Die „Goeben“ und die „Breslau“, diese beiden deutschen Kriegsschiffe werden in der Türkei Geschichte schreiben. Doch noch liegen sie unmittelbar vor der Meerenge der Dardanellen und haben per Flagge einen Lotsen angefordert. Ab hier ist das Gewässer dicht vermint, niemand kann ohne Hilfe sicher ins türkische Marmarameer gelangen. Die Mannschaften drängen sich am Bug, dicht an der Reling, und starren zum Land. Alle wissen: Die Flucht ist gelungen – wenn die Türkei sie ins neutrale Gewässer lässt.
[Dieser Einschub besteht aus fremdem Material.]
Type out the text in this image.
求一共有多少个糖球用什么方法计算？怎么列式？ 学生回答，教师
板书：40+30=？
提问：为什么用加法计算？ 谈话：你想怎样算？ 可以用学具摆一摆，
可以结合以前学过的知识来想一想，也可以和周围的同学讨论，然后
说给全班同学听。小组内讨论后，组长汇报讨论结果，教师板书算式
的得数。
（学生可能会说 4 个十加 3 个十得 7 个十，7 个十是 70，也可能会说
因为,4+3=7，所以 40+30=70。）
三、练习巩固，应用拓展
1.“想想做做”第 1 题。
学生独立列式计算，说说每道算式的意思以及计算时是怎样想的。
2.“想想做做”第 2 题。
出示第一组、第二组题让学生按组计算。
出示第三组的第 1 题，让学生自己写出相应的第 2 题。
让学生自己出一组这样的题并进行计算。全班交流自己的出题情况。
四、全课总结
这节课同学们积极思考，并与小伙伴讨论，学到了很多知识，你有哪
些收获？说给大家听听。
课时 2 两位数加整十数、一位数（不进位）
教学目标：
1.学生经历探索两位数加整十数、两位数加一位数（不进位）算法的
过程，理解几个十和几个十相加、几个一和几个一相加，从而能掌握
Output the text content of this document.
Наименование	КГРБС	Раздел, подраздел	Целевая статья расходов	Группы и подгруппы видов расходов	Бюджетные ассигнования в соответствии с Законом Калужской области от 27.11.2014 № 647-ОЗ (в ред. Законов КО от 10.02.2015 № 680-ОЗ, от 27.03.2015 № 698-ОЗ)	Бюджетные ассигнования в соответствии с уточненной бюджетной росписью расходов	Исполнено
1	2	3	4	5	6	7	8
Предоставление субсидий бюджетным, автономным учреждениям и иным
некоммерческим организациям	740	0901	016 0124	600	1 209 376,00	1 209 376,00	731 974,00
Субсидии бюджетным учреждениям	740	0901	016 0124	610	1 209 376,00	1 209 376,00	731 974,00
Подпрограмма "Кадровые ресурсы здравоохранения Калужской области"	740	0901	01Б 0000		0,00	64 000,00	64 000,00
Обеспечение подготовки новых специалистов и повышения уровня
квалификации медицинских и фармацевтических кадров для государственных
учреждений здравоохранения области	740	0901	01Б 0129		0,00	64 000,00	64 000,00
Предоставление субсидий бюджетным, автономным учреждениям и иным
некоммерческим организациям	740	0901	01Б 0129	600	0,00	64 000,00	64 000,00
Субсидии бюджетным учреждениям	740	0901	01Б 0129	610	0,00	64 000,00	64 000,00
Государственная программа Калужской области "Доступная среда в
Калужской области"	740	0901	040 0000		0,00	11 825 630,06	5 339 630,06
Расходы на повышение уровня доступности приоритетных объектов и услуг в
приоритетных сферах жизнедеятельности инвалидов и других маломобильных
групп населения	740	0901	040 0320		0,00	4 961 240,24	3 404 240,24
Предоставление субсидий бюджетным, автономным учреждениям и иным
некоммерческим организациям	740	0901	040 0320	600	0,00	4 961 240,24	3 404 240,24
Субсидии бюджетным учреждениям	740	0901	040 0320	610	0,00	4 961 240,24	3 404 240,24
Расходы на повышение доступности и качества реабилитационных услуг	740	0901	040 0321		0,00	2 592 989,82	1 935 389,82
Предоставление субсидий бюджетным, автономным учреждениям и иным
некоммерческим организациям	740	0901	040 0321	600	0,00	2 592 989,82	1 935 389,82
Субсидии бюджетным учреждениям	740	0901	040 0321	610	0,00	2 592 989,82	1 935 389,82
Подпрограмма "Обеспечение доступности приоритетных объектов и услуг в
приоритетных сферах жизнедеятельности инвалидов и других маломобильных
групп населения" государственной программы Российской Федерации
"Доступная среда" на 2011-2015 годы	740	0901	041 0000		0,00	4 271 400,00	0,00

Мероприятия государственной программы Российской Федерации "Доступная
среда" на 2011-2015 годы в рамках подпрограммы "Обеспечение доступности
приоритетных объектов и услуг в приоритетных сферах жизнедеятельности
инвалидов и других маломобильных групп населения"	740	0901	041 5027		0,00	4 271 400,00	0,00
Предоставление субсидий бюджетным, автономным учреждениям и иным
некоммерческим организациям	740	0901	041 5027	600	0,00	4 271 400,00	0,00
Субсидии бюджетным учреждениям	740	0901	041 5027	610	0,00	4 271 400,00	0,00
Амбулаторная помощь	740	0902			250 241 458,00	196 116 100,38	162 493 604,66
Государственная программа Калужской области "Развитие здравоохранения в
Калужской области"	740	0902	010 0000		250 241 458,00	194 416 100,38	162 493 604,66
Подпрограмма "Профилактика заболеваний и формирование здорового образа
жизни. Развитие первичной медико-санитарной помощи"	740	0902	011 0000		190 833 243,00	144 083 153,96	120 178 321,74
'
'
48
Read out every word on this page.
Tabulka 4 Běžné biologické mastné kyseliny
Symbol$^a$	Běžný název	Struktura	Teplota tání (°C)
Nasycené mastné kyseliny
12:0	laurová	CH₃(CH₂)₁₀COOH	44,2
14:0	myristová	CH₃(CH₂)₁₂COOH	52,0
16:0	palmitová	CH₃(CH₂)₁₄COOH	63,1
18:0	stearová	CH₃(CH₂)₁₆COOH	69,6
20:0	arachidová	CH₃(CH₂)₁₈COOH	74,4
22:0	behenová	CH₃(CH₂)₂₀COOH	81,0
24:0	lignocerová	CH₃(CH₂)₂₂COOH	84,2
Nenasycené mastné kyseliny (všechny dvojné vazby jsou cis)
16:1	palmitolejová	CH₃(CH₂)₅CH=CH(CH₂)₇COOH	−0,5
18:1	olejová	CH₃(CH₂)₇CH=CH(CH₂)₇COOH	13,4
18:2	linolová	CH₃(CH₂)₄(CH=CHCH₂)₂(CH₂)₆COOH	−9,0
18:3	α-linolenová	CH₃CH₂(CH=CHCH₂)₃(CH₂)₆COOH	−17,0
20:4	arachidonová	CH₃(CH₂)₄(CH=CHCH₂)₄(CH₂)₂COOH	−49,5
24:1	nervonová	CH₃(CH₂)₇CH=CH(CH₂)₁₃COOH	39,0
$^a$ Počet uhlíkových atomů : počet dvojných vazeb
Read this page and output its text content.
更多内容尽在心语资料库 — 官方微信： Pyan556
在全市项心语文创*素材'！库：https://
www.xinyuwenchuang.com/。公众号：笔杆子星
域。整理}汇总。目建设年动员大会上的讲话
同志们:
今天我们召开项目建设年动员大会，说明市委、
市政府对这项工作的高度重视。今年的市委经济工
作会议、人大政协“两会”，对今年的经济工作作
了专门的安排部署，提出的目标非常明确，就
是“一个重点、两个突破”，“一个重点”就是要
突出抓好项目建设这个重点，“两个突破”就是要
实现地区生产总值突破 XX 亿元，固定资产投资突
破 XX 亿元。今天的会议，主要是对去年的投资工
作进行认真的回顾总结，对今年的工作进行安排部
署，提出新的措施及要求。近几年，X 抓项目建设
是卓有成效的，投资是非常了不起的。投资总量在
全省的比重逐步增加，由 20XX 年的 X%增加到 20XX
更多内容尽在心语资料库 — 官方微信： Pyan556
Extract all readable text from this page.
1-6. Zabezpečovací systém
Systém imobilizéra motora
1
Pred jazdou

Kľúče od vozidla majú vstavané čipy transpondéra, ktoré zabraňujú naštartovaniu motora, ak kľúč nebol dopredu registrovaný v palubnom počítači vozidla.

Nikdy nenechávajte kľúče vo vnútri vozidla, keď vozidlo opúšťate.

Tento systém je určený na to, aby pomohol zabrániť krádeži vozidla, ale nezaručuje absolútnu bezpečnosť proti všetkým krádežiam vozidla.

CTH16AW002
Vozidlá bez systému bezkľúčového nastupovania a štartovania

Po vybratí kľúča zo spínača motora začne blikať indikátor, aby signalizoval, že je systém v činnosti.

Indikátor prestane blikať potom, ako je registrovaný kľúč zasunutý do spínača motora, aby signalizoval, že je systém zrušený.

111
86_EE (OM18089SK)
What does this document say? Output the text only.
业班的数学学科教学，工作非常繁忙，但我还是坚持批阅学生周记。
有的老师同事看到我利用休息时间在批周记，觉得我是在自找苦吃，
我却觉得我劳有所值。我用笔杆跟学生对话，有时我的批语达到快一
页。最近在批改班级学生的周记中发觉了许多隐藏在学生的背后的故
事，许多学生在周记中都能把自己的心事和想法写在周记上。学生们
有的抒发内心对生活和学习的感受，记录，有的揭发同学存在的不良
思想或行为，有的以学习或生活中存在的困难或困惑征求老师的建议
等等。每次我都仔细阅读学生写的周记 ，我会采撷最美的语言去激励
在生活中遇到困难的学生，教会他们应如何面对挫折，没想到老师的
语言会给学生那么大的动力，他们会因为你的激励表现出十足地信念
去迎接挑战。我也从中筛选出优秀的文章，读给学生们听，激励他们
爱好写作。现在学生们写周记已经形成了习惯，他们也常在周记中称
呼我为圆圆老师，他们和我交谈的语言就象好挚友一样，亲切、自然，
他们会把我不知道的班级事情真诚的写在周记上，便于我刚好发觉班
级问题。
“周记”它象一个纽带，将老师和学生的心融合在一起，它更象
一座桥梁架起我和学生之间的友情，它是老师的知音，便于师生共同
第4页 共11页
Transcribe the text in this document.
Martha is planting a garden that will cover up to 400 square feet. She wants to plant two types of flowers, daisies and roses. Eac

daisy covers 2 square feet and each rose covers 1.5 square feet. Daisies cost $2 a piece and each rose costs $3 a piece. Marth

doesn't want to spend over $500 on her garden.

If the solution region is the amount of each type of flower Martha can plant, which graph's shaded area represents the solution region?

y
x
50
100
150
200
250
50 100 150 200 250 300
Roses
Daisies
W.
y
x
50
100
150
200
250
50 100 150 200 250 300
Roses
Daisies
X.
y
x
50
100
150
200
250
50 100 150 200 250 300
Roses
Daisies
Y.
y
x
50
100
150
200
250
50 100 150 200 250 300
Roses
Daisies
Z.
Gerade eine Woche ist der Erste Weltkrieg für Deutschland alt, aber die „Goeben“ und die „Breslau“ sind schon auf dem besten Weg, ein Mythos zu werden. Die Mittelmeerdivision des Deutschen Kaisers – zwei Schiffe, viel größer ist sie nicht. Aber diese Schiffe sind neu, modern bewaffnet und außerordentlich schnell. Das gibt Selbstbewusstsein. Unter dem Kommando von Admiral Wilhelm Souchon hat man wenige Stunden nach Kriegsbeginn französische Häfen an der Küste Nordafrikas beschossen, obwohl es bei der Übermacht der Kriegsgegner im Mittelmeer taktischer Wahnsinn war. Frech ist man danach in der Dunkelheit dem Engländer entkommen, der vor dem italienischen Hafen Messina lauerte, um die Deutschen anzugreifen. Jetzt sind die Männer müde, todmüde. Auf der Flucht sind vier Heizer an Entkräftung und Wundbrand gestorben, weil beim Tempomachen der Kohlenachschub zählt, den nur schiere Muskelkraft in die Kessel zu schaufeln vermag. Tauchten jetzt die englischen Verfolger am Horizont auf, die beiden Schiffe wären leichte Beute.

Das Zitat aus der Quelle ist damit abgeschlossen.